À l’approche des élections municipales, le débat public se concentre surtout autour de la sécurité, de l’urbanisme ou encore des mobilités. Mais un enjeu fondamental demeure largement absent : la place du livre dans la politique locale.
À Orléans, la maison Corsaire Éditions interpelle les candidats en ce sens. Car si les communes semblent cantonnées aux bibliothèques en matière de compétences culturelles, leur rôle peut être bien plus structurant. C’est le souhait de Gilbert Trompas, l’un des fondateurs de Corsaire, pour qui soutenir le livre et la lecture doit devenir une « politique pivot » en accompagnant un écosystème composé d’éditeurs, de libraires, d’auteurs, d’enseignants, de médiateurs…
M. Trompas plaide ainsi pour « un élu à la Culture à plein temps » ou « un temps plein réparti entre plusieurs élus », afin qu’ils soient disponibles pour rencontrer les acteurs culturels. « Il ne suffit pas de mettre des noms sur une liste, il faut des personnes disponibles », insiste-t-il.

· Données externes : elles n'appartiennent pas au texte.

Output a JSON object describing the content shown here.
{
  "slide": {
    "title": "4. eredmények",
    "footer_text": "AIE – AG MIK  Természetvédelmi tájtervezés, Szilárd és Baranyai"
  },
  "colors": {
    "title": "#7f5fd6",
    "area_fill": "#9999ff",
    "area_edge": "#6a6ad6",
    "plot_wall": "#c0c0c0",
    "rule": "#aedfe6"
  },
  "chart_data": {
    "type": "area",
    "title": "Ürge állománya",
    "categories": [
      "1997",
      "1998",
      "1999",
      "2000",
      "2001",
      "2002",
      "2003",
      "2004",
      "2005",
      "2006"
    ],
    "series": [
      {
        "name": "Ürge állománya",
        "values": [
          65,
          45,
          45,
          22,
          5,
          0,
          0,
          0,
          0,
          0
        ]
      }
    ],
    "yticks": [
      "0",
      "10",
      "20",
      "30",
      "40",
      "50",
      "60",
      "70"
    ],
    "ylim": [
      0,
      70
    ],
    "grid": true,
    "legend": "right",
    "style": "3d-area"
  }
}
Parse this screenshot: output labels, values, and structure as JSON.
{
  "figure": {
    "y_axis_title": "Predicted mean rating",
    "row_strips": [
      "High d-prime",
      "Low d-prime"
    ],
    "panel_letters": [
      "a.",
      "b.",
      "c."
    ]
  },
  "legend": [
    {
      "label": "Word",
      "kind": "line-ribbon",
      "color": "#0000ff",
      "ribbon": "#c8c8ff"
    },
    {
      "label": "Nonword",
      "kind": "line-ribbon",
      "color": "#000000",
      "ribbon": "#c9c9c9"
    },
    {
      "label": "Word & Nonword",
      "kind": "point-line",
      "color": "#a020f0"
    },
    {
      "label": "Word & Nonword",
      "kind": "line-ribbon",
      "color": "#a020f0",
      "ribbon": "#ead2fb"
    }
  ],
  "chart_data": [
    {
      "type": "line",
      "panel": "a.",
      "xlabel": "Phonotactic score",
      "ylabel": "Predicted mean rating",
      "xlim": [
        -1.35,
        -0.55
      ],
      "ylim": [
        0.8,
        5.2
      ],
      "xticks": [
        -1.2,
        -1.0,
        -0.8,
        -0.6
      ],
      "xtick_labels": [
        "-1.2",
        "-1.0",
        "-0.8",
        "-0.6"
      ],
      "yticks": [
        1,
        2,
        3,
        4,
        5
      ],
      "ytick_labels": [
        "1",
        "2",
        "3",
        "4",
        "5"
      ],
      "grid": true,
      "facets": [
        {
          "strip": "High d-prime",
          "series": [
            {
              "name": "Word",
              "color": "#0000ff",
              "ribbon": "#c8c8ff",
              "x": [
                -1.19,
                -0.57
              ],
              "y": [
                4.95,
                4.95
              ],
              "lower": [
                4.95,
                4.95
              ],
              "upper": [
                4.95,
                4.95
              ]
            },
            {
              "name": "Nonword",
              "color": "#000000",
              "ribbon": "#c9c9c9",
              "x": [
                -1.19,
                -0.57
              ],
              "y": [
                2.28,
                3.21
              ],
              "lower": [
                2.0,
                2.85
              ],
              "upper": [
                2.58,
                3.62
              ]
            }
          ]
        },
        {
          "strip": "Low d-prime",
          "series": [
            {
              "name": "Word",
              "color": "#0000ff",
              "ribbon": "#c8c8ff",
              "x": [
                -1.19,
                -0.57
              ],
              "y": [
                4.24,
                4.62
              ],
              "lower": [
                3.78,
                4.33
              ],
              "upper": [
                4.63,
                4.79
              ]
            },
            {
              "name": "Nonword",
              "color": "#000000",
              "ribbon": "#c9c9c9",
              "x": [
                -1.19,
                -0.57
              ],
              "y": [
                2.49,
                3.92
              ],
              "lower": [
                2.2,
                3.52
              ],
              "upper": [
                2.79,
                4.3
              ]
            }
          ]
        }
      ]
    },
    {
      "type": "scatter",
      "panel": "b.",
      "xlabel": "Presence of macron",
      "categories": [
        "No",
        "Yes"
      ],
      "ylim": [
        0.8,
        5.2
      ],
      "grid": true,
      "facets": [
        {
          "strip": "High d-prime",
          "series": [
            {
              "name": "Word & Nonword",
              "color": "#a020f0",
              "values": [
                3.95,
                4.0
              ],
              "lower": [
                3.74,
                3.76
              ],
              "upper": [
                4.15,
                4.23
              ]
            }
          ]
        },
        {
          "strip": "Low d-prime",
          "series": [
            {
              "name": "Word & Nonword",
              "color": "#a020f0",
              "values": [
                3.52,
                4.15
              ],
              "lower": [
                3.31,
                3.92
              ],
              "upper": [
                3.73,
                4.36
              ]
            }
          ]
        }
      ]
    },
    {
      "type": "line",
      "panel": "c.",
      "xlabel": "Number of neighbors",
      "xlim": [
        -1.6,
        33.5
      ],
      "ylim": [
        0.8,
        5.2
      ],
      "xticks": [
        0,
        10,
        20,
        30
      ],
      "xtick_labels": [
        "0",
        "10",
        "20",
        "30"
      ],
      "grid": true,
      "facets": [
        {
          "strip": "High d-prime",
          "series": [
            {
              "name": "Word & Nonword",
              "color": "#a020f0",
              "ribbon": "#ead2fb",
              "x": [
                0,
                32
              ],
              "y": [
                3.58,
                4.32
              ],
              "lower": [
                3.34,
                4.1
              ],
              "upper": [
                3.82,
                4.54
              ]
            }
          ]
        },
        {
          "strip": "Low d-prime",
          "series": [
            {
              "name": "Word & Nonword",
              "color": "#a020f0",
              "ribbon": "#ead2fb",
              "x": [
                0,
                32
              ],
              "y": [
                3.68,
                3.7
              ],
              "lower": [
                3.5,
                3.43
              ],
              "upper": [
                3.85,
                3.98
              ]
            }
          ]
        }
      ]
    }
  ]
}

Il propose également de rétablir un dialogue avec la Direction à la Culture pour associer les éditeurs locaux aux structures municipales comme les bibliothèques.
Parmi les mesures concrètes, Corsaire Éditions évoque la gratuité de l’auditorium de la médiathèque pour les éditeurs locaux et la création d’une formule de stationnement/livraison rapide pour les entrepreneurs culturels. Autre idée aussi séduisante qu’innovante : la création d’une Cité du Livre, sur le modèle du LAB’O, pour favoriser les synergies entre les acteurs du secteur.
Pour Gilbert Trompas, il ne s’agit pas seulement d’une question économique, mais démocratique. « Le livre est un vecteur de liberté », affirme-t-il. « Ce qui se joue, c’est la maîtrise partagée de la langue, la liberté de l’imaginaire et la vigueur de l’esprit critique (…) On ne peut laisser “tout le pouvoir aux écrans” car nous savons que s’ils constituaient le seul mode d’accès au savoir cela favoriserait un rapport superficiel à la connaissance, la diffusion des idées les moins vérifiées, voire de l’intox », alerte-t-il.